# Jordanelle survey



## Amy (Jan 22, 2009)

We just posted a new survey focused on the Jordanelle Reservoir fishery. We're looking for ways to increase and improve fishing opportunities there, and we'd really appreciate your feedback.


----------



## Dunkem (May 8, 2012)

done


----------



## adventuringadam (Jan 3, 2015)

done


----------



## Sawbillslayer (Oct 24, 2013)

Done


----------



## drakebob01 (Jun 25, 2008)

done


----------



## LOAH (Sep 29, 2007)

Anyone else think the day use fee is ridiculous? I won't pay it.

Where is public access available to this lake without getting shaken down?


----------



## martymcfly73 (Sep 17, 2007)

LOAH said:


> Anyone else think the day use fee is ridiculous?
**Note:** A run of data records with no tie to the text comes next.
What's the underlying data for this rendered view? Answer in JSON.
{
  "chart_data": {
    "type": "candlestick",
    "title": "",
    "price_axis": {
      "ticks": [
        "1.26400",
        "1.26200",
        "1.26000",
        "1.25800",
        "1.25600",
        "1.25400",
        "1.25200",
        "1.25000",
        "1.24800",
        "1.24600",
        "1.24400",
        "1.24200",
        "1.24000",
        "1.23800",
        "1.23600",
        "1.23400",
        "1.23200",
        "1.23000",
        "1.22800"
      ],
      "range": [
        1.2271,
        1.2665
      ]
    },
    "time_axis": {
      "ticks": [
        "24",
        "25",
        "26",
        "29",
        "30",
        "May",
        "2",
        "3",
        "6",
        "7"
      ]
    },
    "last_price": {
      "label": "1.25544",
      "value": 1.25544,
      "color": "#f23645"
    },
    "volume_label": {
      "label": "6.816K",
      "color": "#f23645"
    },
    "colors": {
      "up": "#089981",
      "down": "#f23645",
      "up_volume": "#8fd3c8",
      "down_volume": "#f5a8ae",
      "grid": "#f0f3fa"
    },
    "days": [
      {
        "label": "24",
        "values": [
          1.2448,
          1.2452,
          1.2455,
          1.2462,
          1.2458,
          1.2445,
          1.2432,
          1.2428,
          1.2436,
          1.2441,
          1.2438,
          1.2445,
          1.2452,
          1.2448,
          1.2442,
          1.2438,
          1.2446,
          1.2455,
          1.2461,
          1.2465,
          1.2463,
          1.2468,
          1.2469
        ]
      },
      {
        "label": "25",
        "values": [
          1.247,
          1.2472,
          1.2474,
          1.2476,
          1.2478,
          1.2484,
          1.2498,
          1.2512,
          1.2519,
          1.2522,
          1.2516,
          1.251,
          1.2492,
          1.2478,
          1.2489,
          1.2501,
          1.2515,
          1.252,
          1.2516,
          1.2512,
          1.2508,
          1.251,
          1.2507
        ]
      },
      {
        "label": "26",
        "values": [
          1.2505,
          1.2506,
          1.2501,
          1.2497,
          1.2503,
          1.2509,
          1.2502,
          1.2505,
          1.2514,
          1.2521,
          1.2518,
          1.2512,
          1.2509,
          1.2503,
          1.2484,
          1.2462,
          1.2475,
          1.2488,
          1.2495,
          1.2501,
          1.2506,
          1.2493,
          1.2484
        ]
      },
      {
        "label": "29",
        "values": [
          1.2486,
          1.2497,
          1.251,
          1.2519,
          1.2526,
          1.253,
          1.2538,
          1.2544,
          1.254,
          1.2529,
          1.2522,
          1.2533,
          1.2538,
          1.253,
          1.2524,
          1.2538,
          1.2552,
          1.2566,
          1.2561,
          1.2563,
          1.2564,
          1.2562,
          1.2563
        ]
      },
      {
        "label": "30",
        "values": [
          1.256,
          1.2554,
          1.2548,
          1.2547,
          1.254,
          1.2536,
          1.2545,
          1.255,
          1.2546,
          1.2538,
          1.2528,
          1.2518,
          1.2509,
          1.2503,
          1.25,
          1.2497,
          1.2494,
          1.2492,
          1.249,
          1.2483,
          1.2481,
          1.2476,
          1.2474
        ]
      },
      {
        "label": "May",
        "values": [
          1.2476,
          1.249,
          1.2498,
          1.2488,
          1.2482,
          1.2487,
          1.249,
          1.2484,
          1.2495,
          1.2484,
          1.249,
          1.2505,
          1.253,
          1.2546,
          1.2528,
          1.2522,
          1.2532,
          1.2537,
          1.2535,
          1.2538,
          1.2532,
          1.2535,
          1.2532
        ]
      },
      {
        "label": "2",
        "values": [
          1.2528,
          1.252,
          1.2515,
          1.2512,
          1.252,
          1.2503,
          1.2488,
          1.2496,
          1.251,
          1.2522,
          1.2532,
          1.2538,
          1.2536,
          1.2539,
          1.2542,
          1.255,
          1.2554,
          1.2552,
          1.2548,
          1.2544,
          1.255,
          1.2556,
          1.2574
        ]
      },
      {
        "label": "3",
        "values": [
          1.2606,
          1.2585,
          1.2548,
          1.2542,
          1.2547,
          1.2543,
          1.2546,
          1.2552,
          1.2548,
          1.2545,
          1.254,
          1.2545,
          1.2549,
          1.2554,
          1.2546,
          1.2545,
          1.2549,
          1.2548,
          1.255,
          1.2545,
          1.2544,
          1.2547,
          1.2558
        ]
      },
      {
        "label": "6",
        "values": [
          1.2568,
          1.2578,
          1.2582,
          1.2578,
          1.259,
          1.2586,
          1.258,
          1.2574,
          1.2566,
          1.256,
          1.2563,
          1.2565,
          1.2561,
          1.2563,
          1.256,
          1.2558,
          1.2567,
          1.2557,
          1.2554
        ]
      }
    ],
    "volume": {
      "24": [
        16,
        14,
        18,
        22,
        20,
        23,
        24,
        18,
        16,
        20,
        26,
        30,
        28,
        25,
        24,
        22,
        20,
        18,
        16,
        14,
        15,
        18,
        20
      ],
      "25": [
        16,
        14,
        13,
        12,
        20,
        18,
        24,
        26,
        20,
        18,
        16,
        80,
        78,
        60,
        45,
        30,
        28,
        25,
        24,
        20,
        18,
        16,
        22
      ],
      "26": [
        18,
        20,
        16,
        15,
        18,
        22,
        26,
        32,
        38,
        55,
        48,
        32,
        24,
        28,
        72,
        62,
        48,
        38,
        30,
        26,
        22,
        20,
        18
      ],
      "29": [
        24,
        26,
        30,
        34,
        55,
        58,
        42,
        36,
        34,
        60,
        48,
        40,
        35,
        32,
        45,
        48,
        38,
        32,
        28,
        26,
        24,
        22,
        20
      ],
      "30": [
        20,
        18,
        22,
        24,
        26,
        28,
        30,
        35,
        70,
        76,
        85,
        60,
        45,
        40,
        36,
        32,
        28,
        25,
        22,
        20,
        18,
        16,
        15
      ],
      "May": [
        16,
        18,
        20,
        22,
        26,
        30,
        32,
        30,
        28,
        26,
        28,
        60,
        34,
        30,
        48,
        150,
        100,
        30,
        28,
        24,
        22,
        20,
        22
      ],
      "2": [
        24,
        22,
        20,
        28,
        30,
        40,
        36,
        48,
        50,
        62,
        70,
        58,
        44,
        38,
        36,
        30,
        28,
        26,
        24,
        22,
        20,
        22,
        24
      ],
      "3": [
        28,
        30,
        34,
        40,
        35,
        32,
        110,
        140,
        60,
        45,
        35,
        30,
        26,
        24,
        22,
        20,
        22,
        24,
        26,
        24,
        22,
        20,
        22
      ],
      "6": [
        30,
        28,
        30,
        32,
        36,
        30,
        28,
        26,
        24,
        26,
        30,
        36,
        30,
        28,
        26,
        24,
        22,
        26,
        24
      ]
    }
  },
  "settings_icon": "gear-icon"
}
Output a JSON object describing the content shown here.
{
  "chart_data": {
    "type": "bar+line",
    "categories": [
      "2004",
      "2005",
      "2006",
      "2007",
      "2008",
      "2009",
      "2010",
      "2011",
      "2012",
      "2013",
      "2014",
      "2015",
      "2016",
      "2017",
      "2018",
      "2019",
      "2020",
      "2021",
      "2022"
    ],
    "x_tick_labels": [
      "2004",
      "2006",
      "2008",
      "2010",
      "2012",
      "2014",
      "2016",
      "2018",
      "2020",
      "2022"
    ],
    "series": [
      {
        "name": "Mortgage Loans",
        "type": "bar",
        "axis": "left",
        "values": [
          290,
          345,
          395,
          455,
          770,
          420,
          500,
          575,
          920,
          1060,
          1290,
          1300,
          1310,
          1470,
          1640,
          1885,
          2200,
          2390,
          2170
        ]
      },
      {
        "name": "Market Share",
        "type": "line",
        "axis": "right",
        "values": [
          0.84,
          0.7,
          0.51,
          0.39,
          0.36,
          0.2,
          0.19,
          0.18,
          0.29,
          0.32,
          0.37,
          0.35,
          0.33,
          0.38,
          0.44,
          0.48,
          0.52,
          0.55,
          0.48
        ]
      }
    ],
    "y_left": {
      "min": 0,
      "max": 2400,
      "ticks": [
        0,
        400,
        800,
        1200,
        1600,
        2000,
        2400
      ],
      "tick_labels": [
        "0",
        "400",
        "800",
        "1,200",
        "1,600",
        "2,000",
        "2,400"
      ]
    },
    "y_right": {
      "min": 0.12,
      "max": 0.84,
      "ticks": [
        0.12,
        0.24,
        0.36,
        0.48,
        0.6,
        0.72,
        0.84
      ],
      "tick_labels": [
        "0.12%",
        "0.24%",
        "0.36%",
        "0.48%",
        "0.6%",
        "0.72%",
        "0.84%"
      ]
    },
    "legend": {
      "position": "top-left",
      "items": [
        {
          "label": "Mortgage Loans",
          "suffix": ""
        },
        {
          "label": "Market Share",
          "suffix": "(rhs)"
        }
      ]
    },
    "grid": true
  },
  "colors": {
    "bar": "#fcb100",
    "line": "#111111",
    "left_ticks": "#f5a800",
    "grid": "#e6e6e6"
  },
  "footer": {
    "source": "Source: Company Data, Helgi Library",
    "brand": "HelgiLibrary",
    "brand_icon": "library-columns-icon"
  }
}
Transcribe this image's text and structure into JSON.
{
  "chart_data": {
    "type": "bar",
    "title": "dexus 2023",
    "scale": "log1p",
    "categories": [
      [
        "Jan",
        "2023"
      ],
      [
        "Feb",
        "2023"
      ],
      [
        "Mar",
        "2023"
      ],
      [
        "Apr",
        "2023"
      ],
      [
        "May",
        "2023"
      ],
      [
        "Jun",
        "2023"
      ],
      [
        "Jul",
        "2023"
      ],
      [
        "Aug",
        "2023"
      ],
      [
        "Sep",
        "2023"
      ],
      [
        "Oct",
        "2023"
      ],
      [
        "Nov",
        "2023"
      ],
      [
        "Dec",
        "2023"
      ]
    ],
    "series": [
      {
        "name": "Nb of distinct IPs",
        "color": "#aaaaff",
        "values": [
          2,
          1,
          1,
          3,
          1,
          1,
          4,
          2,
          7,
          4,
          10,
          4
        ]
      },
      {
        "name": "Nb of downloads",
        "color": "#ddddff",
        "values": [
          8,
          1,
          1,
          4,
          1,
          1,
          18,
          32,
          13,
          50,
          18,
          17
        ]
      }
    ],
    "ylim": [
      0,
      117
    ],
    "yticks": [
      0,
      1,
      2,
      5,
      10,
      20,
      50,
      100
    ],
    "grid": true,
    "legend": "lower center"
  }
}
I won't pay it.
> 
> Where is public access available to this lake without getting shaken down?


That was my biggest complaint innthe survey.


----------



## wyogoob (Sep 7, 2007)

I filled out the survey.

I enjoy going to Jordanelle; on any given day there's fewer Utah people there than at any lake in southwest Wyoming.


----------



## Catherder (Aug 2, 2008)

LOAH said:


> Anyone else think the day use fee is ridiculous? I won't pay it.
> 
> Where is public access available to this lake without getting shaken down?


I know it is just perspective, but I have the State parks annual pass and I think it is a pretty good value, especially for as often as I go to Jordanelle and Utah Lake State park. The layout of Jordanelle is such that free roadside access points are pretty much nonexistent and entry to the lake easily controlled. My complaint is that funding has been cut to Jordanelle and services offered at Rock Cliffs has been sharply curtailed.


----------



## LOAH (Sep 29, 2007)

Yes, one day I may just pay for the annual pass. The last few years, I haven't gone to state parks enough to create any value from the pass though.

I suppose if I had an excuse...


----------



## americanforkdude (Sep 13, 2007)

Is the Rock Cliff ramp a state park ramp?


----------



## Jedidiah (Oct 10, 2014)

LOAH said:


> Yes, one day I may just pay for the annual pass. The last few years, I haven't gone to state parks enough to create any value from the pass though.
> 
> I suppose if I had an excuse...


Any time you want to head over to DC, Jordanelle or the Berry with me, we can use my annual pass.

Not to be too much of a jerk, but those are reservoirs, not lakes. So, two things....the water wouldn't even be there if not for the state and they certainly don't have to put fish in the water in order to attain the main goal of the reservoirs as water containers let alone develop an area that has bathrooms, fish cleaning stations and parking.


----------



## Catherder (Aug 2, 2008)

americanforkdude said:


> Is the Rock Cliff ramp a state park ramp?


Yes.


----------



## LOAH (Sep 29, 2007)

Don't get me wrong, I'll pay a fee to fish an area if it really holds fishing value to me, but DC and the 'Nelle don't quite do it for me. Starvation, I'll pay in the fall. 

Strawberry has no state park.


----------